As you are dealing with a sample, averages filter out the noise - For example if you have a few bad mounts with AS5 you also have to assume you have some bad mounts of ICD7 in the mix and if the sample is large enough your confidence level increases as these outliers get smoothed out into the mix.

Numbers in total are more accurate in this format overall than the individual anecdotal posts which are subjective and not indicative of the total picture.

I'll take the 95% view over the 5% on this one

 

VinDSL

Diamond Member
Apr 11, 2006
4,869
1
81
www.lenon.com
Yay, Tuniq! :D

Truthfully, my Tower 120s came with Tuniq TX1 - and it looks, feels, applies, et cetera, exactly like MX-1, aka Shin-Etsu G-751...

I'm not a betting man, but I'd be willing to wager that Tuniq TX2 is nothing more than repackaged MX-2! (most likely Shin-Etsu X23-7783D)

AS5 ranking so highly, in the results, makes the whole article suspect in my mind! ;)

Whatever...
 

Idontcare

Elite Member
Oct 10, 1999
21,110
59
91
Awesome link to the Madshrimps review.

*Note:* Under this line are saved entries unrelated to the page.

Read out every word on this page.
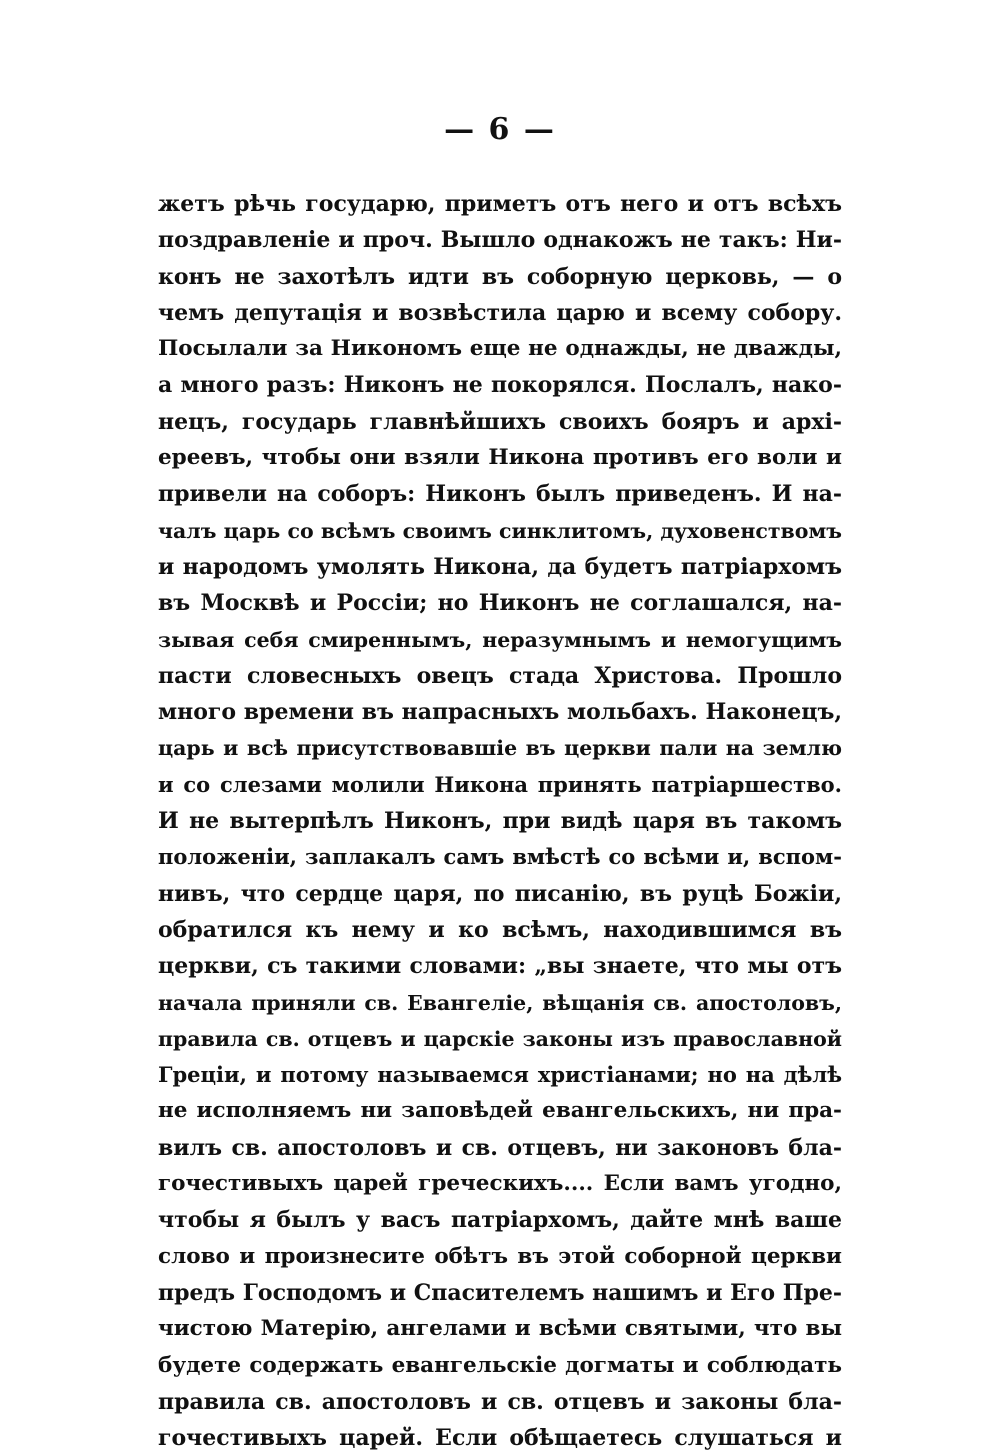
— 6 —
жетъ рѣчь государю, приметъ отъ него и отъ всѣхъ
поздравленіе и проч. Вышло однакожъ не такъ: Ни-
конъ не захотѣлъ идти въ соборную церковь, — о
чемъ депутація и возвѣстила царю и всему собору.
Посылали за Никономъ еще не однажды, не дважды,
а много разъ: Никонъ не покорялся. Послалъ, нако-
нецъ, государь главнѣйшихъ своихъ бояръ и архі-
ереевъ, чтобы они взяли Никона противъ его воли и
привели на соборъ: Никонъ былъ приведенъ. И на-
чалъ царь со всѣмъ своимъ синклитомъ, духовенствомъ
и народомъ умолять Никона, да будетъ патріархомъ
въ Москвѣ и Россіи; но Никонъ не соглашался, на-
зывая себя смиреннымъ, неразумнымъ и немогущимъ
пасти словесныхъ овецъ стада Христова. Прошло
много времени въ напрасныхъ мольбахъ. Наконецъ,
царь и всѣ присутствовавшіе въ церкви пали на землю
и со слезами молили Никона принять патріаршество.
И не вытерпѣлъ Никонъ, при видѣ царя въ такомъ
положеніи, заплакалъ самъ вмѣстѣ со всѣми и, вспом-
нивъ, что сердце царя, по писанію, въ руцѣ Божіи,
обратился къ нему и ко всѣмъ, находившимся въ
церкви, съ такими словами: „вы знаете, что мы отъ
начала приняли св. Евангеліе, вѣщанія св. апостоловъ,
правила св. отцевъ и царскіе законы изъ православной
Греціи, и потому называемся христіанами; но на дѣлѣ
не исполняемъ ни заповѣдей евангельскихъ, ни пра-
вилъ св. апостоловъ и св. отцевъ, ни законовъ бла-
гочестивыхъ царей греческихъ.... Если вамъ угодно,
чтобы я былъ у васъ патріархомъ, дайте мнѣ ваше
слово и произнесите обѣтъ въ этой соборной церкви
предъ Господомъ и Спасителемъ нашимъ и Его Пре-
чистою Матерію, ангелами и всѣми святыми, что вы
будете содержать евангельскіе догматы и соблюдать
правила св. апостоловъ и св. отцевъ и законы бла-
гочестивыхъ царей. Если обѣщаетесь слушаться и
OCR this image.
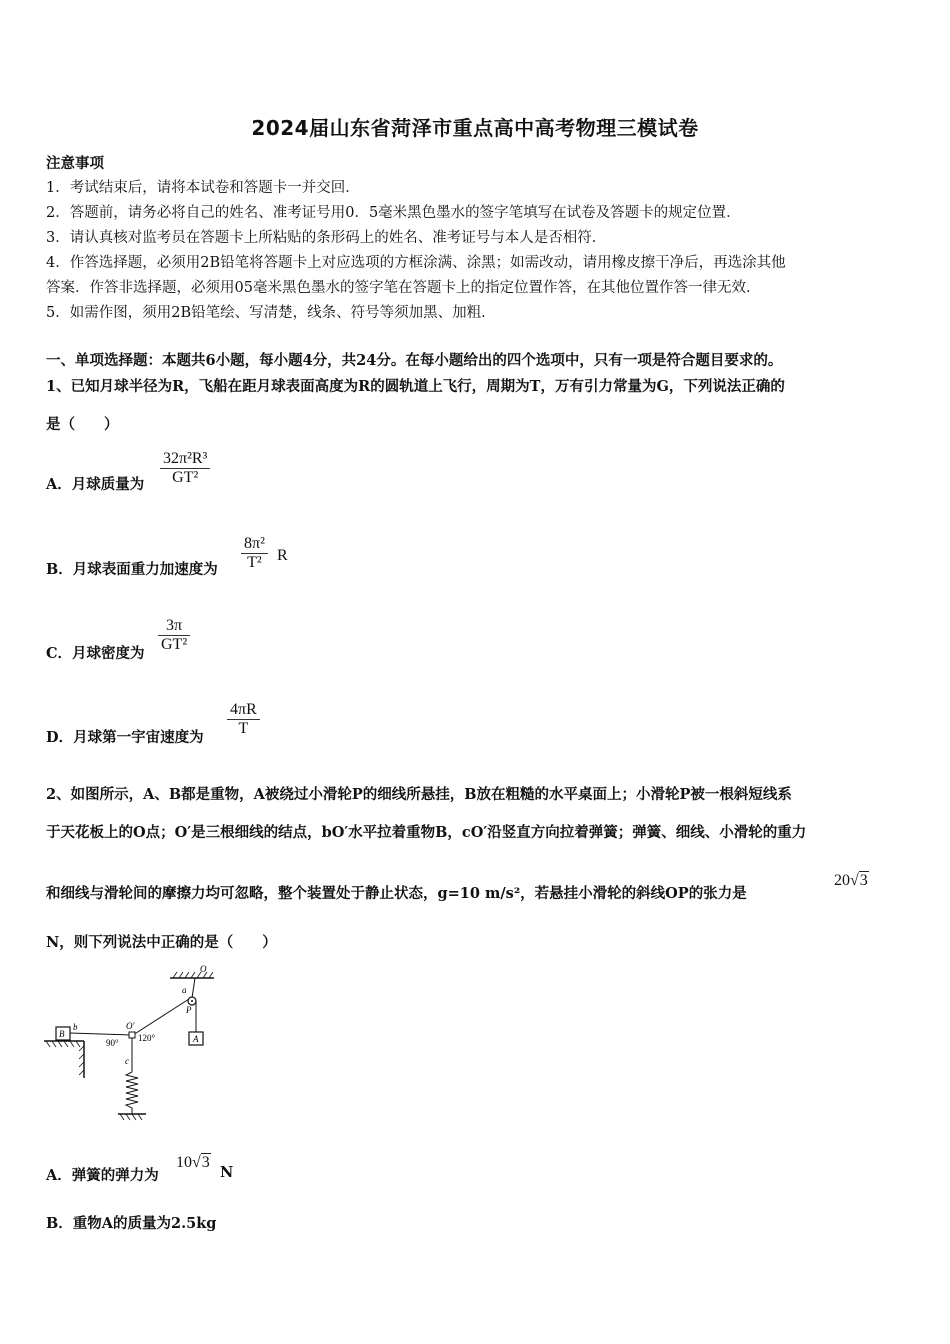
2024届山东省菏泽市重点高中高考物理三模试卷
注意事项
1．考试结束后，请将本试卷和答题卡一并交回．
2．答题前，请务必将自己的姓名、准考证号用0．5毫米黑色墨水的签字笔填写在试卷及答题卡的规定位置．
3．请认真核对监考员在答题卡上所粘贴的条形码上的姓名、准考证号与本人是否相符．
4．作答选择题，必须用2B铅笔将答题卡上对应选项的方框涂满、涂黑；如需改动，请用橡皮擦干净后，再选涂其他
答案．作答非选择题，必须用05毫米黑色墨水的签字笔在答题卡上的指定位置作答，在其他位置作答一律无效．
5．如需作图，须用2B铅笔绘、写清楚，线条、符号等须加黑、加粗．
一、单项选择题：本题共6小题，每小题4分，共24分。在每小题给出的四个选项中，只有一项是符合题目要求的。
1、已知月球半径为R，飞船在距月球表面高度为R的圆轨道上飞行，周期为T，万有引力常量为G，下列说法正确的
是（　　）
A．月球质量为 $\frac{\text{32π²R³}}{\text{GT²}}$
B．月球表面重力加速度为 $\frac{\text{8π²}}{\text{T²}}$ R
C．月球密度为 $\frac{3\pi}{\text{GT²}}$
D．月球第一宇宙速度为 $\frac{4\pi R}{T}$
2、如图所示，A、B都是重物，A被绕过小滑轮P的细线所悬挂，B放在粗糙的水平桌面上；小滑轮P被一根斜短线系
于天花板上的O点；O′是三根细线的结点，bO′水平拉着重物B，cO′沿竖直方向拉着弹簧；弹簧、细线、小滑轮的重力
和细线与滑轮间的摩擦力均可忽略，整个装置处于静止状态，g=10 m/s²，若悬挂小滑轮的斜线OP的张力是
20√3
N，则下列说法中正确的是（　　）
O
a
P
A
B
b	O′
90° 120°
c
A．弹簧的弹力为
10√3
N
B．重物A的质量为2.5kg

Thanks!!!

That is crazy how much of a difference he got between the dollop vs. pre-spread techniques. Personally am not surprised that pre-spreading increases liklihood of entrapped air pockets...how could it not?

Oddly enough TX-2 is much cheaper than AS5 at Newegg.

TX-2 for $3.99 (3.5g tube)

AS5 for $5.99 (3.5g tube)

Shipping is the same for both.
 

DrMrLordX

Lifer
Apr 27, 2000
22,316
12,089
136
Actually, TX-2, MX-2, and X23-7783D are all different pastes. I have some X23 and, as I recall, it looked different than either the TX-2 or the MX-2.

From what I understand, MX-2 is just MX-1 with more solvent. It performs about the same but it cures much faster. TX-2 is its own beast so far as I can tell. If it is repackaged X23 then it'd be a surprise to me.
 

VinDSL

Diamond Member
Apr 11, 2006
4,869
1
81
www.lenon.com
Originally posted by: DrMrLordX
TX-2 is its own beast so far as I can tell. If it is repackaged X23 then it'd be a surprise to me.

Yep! I'm just conjecturing... ;)

I've never used MX-2 or X23 - I'm so happy with MX-1.